Mereka menegaskan bahwa perbuatan melanjutkan tersebut berarti berterusan dan ghurrah pula berarti wudhu. Ringkasnya, melanjutkan sampai ke ghurrah mempunyai dua makna, yaitu melebihi tempat membasuh dan mengekalkan (selalu menjaga) wudhu. Perbuatan yang pertama dimakruhkan, sementara makna yang kedua adalah dianjurkan. Ini adalah menurut pendapat mereka.

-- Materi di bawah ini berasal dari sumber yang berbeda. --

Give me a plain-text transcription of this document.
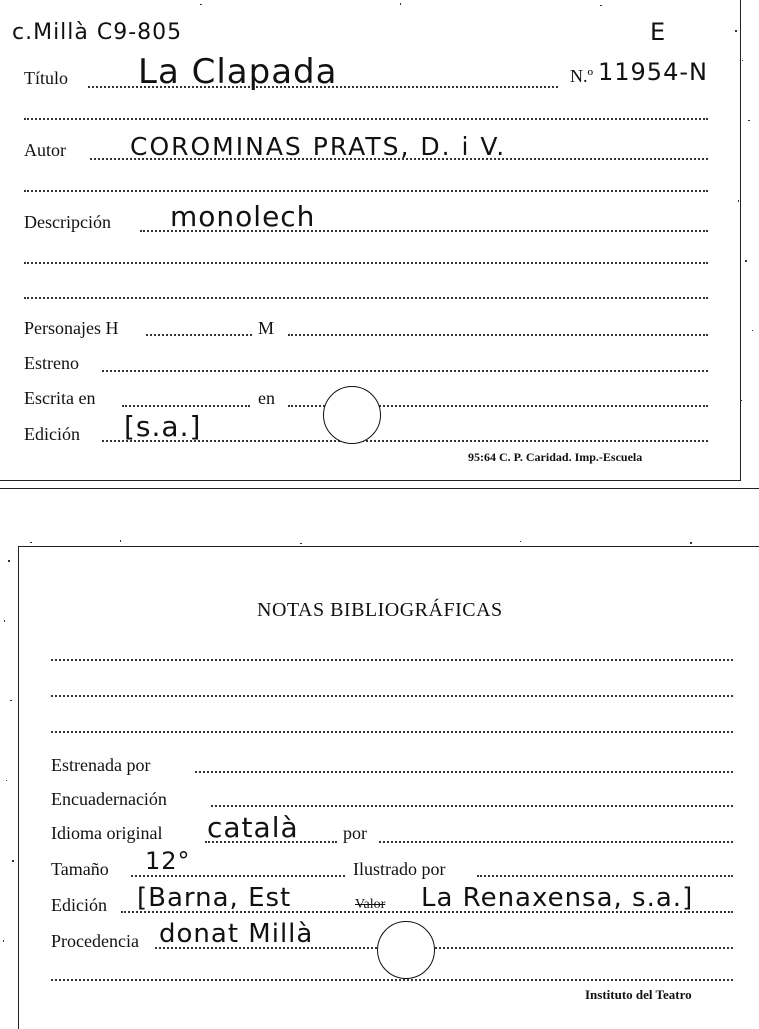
c.Millà C9-805	E
Título La Clapada	N.º 11954-N
Autor	COROMINAS PRATS, D. i V.
Descripción monolech
Personajes H	M
Estreno
Escrita en	en
Edición [s.a.]
95:64 C. P. Caridad. Imp.-Escuela
NOTAS BIBLIOGRÁFICAS
Estrenada por
Encuadernación
Idioma original català por
Tamaño 12°	Ilustrado por
Edición [Barna, Est	Valor La Renaxensa, s.a.]
Procedencia donat Millà
Instituto del Teatro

K. Tidak mengeringkan air wudhu dengan usapan tangan atau handuk atau dengan yang lain

Ini menurut pendapat ulama madzhab Hanafi dan Hambali. Pendapat ini juga merupakan pendapat yang ashah di kalangan ulama madzhab Syafi'i. Tujuannya adalah untuk mengekalkan bekas ibadah. Dalam satu riwayat diceritakan bahwa ketika Rasul shallallahu ‘alaihi wasallam  selesai mandi junub kemudian Maimunah memberinya sapu tangan, namun Rasul menolak sambil
bersabda berkaitan air (mandi tersebut), "Beginilah! sambil dikibaskannya." Diriwayatkan oleh asy-syaikhan. Ulama Syafi’i mengatakan bahwa ini tidak bisa dijadikan dalil bagi sunnahnya memercikkan air ke anggota wudhu, karena mungkin perbuatan Rasul itu menunjukkan bahwa perkara itu hukumnya hanyalah boleh saja. (Mughnil Muhtaj jilid 1 halaman 61)
Ulama madzhab Maliki mengatakan bahwa mengelap air dengan sapu tangan adalah dibolehkan, karena terdapat hadits yang diriwayatkan Qais bin Sa'ad, dia berkata, "Kami telah diziarahi oleh Rasulullah shallallahu ‘alaihi wasallam di rumah kami. Lalu Sa'ad menyuruh seseorang agar memberikan kepada Rasulullah. Lalu diberikanlah air itu kepada Rasul, dan kemudian beliau mandi. Kemudian diberikan kepada Rasul sehelai kain selimut yang dicelup dengan za'faran atau waras, lalu Rasul berselimut dengannya.” Diriwayatkan oleh Ahmad, Ibnu Majah, Abu Dawud dan An-Nasa’i (Nailul Authar jilid 1 halaman 175)
Menurut pendapat ulama madzhab Hambali, boleh bagi orang yang bersuci untuk mengeringkan anggotanya, tetapi membiarkannya merupakan perbuatan yang lebih afdhal. Ini adalah pendapat yang rajih. Ini karena ada riwayat Ibnu Majah dan Ath-Thabrani dalam Al-Mu’jamush Shaghir dari Salman, dia berkata, “Nabi Muhammad shallallahu ‘alaihi wasallam berwudhu, kemudian beliau mengusap mukanya dengan jubah yang dipakainya.”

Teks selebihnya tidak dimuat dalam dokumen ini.